I have this conditional in a perl script:

if ($lnFea =~ m/^(\d+) qid\:([^\s]+).*?\#docid = ([^\s]+) inc = ([^\s]+) prob = ([^\s]+)$/)

and the $lnFea represents this kind of line:

0 qid:7968 1:0.000000 2:0.000000 3:0.000000 4:0.000000 5:0.000000 6:0.000000 7:0.000000 8:0.000000 9:0.000000 10:0.000000 11:0.000000 12:0.000000 13:0.000000 14:0.000000 15:0.000000 16:0.005175 17:0.000000 18:0.181818 19:0.000000 20:0.003106 21:0.000000 22:0.000000 23:0.000000 24:0.000000 25:0.000000 26:0.000000 27:0.000000 28:0.000000 29:0.000000 30:0.000000 31:0.000000 32:0.000000 33:0.000000 34:0.000000 35:0.000000 36:0.000000 37:0.000000 38:0.000000 39:0.000000 40:0.000000 41:0.000000 42:0.000000 43:0.055556 44:0.000000 45:0.000000 46:0.000000 #docid = GX000-00-0000000 inc = 1 prob = 0.0214125

The problem is that the if is true on Windows but false on Linux (Fedora 11). Both systems are using the most recent perl version. So what is the reason of this problem?

+10  A: 

Assuming that $InFea is read from a file, I'd wager that the file is in DOS format. That would cause the $ anchor to prevent matching on Linux due to differences in the line-endings between those platforms. Perl's automagic newline transformation only works for platform-native text files. If the input file is in DOS format, the Linux box would see an extra carriage return before the end-of-line.

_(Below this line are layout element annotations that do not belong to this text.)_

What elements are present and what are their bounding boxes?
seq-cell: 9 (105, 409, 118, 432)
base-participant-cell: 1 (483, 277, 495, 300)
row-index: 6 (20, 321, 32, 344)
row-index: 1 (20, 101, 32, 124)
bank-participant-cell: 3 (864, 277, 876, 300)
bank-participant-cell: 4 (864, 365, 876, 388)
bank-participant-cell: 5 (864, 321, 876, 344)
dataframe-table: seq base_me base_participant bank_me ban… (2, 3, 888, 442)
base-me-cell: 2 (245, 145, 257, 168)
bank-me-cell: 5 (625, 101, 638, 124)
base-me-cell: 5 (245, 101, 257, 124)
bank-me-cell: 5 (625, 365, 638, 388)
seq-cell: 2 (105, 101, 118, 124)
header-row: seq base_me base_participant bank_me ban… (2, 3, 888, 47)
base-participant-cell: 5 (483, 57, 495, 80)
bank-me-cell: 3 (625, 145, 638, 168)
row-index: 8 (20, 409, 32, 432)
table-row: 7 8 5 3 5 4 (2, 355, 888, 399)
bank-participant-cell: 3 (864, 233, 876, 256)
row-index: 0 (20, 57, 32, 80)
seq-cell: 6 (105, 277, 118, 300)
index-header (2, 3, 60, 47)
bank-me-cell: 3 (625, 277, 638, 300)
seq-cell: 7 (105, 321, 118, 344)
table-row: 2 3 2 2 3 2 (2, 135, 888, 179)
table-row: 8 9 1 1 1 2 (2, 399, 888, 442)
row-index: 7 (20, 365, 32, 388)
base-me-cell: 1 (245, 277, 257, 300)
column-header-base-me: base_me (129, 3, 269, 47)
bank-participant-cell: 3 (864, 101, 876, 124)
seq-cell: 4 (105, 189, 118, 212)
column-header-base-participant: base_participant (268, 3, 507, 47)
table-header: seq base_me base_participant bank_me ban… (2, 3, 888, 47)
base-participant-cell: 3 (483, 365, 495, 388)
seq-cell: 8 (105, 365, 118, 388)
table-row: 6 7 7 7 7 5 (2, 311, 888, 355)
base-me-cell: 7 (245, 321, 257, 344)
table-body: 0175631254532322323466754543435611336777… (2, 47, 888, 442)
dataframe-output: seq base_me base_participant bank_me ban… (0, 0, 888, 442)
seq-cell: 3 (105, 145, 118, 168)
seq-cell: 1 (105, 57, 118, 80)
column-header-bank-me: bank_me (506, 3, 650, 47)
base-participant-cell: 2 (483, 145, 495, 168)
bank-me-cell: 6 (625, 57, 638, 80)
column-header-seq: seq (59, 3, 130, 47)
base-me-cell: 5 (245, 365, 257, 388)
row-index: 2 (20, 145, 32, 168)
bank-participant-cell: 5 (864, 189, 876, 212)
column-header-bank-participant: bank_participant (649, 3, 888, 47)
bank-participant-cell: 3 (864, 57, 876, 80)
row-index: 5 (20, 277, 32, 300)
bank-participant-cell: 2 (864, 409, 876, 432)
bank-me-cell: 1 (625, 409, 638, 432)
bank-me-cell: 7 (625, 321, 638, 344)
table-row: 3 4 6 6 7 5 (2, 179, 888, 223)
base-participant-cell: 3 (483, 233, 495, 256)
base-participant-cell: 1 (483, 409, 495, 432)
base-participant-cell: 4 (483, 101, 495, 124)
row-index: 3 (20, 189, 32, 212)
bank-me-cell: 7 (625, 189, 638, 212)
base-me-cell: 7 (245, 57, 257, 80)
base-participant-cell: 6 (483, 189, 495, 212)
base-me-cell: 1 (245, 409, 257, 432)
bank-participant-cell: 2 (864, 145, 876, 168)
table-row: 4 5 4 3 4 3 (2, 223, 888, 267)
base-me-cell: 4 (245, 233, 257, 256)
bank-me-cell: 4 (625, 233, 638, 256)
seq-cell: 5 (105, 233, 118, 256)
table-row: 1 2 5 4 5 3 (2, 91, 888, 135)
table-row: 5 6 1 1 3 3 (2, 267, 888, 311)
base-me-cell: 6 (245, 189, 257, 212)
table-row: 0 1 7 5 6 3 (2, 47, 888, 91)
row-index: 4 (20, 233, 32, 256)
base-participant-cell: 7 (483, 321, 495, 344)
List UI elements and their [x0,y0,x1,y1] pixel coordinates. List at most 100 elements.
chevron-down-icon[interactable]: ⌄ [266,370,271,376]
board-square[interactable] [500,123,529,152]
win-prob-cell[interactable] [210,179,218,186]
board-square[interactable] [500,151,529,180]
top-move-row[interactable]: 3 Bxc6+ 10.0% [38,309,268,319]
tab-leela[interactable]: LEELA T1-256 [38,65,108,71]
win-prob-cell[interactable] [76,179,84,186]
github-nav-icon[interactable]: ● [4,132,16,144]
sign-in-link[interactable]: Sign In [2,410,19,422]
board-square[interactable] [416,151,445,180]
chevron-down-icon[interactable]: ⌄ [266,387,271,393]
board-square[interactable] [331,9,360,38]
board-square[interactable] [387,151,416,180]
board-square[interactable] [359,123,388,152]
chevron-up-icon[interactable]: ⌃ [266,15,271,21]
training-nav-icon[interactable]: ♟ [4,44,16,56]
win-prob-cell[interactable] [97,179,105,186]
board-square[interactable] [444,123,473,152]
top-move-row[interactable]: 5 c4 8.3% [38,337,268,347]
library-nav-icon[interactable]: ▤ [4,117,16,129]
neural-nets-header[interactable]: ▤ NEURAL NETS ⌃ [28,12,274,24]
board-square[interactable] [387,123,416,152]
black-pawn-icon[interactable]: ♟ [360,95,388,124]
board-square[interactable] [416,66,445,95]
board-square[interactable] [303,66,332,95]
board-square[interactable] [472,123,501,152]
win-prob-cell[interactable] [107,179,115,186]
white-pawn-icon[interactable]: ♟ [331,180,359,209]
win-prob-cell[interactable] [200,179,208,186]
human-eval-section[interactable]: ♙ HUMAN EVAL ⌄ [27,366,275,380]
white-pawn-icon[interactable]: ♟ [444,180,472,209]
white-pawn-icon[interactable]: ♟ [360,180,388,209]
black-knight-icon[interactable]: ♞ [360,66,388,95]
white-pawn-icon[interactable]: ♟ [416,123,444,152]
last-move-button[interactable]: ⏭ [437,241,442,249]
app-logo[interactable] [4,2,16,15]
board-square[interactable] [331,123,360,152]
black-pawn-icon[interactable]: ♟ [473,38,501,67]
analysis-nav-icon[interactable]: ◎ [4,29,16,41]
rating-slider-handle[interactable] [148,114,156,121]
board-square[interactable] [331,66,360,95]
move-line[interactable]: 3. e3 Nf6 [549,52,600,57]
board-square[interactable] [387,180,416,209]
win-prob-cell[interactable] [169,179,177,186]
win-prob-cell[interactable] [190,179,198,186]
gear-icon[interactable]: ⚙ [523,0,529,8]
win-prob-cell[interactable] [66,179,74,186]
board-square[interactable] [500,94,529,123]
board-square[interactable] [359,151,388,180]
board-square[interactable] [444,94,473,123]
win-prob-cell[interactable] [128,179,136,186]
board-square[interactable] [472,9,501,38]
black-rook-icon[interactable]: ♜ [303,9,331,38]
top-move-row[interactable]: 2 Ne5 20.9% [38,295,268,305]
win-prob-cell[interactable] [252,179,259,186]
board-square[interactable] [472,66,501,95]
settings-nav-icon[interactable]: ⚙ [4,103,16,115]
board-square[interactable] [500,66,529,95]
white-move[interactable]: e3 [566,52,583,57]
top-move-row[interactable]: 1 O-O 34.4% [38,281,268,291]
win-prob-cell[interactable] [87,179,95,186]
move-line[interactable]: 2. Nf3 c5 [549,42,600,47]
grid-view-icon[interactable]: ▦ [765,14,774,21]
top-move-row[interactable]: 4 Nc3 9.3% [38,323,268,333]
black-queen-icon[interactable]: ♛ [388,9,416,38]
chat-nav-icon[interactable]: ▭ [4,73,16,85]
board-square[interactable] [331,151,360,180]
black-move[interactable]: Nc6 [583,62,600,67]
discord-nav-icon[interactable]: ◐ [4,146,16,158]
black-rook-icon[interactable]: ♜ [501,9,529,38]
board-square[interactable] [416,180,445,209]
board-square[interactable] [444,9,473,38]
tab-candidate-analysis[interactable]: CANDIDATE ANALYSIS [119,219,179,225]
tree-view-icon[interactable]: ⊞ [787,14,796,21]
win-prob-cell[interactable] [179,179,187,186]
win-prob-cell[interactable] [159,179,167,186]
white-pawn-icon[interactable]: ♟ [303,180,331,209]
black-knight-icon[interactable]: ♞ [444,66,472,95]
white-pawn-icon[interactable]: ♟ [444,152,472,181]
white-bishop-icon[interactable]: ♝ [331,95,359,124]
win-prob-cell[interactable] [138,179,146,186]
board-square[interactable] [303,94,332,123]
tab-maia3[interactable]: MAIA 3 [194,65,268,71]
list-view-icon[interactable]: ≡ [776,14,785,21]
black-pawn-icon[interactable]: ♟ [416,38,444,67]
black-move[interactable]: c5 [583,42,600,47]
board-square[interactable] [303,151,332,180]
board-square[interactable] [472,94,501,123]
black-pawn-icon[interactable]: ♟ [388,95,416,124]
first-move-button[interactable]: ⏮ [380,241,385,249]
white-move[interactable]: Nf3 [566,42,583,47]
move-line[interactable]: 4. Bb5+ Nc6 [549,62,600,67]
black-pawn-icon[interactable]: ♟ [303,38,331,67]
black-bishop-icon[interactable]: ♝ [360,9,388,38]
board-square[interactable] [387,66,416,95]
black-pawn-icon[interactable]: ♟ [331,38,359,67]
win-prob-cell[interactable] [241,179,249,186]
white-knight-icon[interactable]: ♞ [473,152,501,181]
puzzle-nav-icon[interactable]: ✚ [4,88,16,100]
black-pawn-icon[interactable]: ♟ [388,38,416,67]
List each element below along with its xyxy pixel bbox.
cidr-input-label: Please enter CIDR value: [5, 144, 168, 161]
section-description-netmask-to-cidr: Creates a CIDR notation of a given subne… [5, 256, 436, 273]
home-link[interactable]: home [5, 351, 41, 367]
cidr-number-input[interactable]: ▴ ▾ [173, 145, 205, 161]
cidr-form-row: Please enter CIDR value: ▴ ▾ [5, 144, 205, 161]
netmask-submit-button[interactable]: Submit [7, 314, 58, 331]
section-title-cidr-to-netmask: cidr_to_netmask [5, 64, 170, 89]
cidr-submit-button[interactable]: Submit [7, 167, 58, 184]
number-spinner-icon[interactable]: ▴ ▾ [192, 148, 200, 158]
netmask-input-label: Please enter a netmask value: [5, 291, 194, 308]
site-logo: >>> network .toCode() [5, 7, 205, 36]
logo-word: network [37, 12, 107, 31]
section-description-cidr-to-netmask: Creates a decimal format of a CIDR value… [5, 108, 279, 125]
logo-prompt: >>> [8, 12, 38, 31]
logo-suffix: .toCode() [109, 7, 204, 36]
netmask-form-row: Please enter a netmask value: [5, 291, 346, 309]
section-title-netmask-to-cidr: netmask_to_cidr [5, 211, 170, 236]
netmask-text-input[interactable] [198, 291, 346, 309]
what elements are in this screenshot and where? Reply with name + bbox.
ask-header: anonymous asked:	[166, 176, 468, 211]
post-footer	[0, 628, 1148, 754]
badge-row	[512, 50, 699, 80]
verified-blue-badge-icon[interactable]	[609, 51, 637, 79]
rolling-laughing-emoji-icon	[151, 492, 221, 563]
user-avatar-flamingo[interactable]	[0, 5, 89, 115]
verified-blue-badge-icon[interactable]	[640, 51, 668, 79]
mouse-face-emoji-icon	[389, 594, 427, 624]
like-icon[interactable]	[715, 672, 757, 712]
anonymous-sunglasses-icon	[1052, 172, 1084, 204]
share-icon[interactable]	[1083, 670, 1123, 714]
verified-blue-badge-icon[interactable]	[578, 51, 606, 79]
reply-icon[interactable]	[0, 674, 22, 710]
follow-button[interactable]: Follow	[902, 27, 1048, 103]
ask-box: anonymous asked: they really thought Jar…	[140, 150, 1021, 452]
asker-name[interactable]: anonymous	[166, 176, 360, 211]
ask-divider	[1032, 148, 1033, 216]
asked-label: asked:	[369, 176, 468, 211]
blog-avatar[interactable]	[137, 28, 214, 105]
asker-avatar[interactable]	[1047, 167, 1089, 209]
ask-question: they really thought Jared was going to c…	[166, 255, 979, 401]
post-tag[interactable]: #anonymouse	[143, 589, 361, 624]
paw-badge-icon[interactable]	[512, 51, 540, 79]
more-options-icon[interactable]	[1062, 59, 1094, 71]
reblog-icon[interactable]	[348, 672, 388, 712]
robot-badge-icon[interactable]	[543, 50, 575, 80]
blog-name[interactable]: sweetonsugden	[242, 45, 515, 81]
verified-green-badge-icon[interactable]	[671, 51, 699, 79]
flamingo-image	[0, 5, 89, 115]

It's probably best to convert the input file to the native format for each platform. If that's not possible you should binmode the filehandle (preventing Perl from performing newline transformations) before reading from it and account for the various newline sequences in the regex and anywhere else the data is used.

Michael Carman
+1 I concur. The OP should either convert the line ending format or include an optional CRLF sequence in the regex.
Adam Bellaire
+1 I was going to say the same thing. If you remove the $ at the end of your regex, it might work if this is the case.
Mark Synowiec
Alternatively: s/\r//g and chomp() to remove any EOL characters and accept arbitrary mixed line endings.But Mark is probably right, that the $ adds no value to the regex and could be eliminated. Accepting a superset syntax is not in general a bug, and regexes make poor validity parsers.Finally: no need to escape your ':' and '#' characters in that regex.
Andy Ross
Thanks all, I removed the $ at the end and worked. Thanks a lot.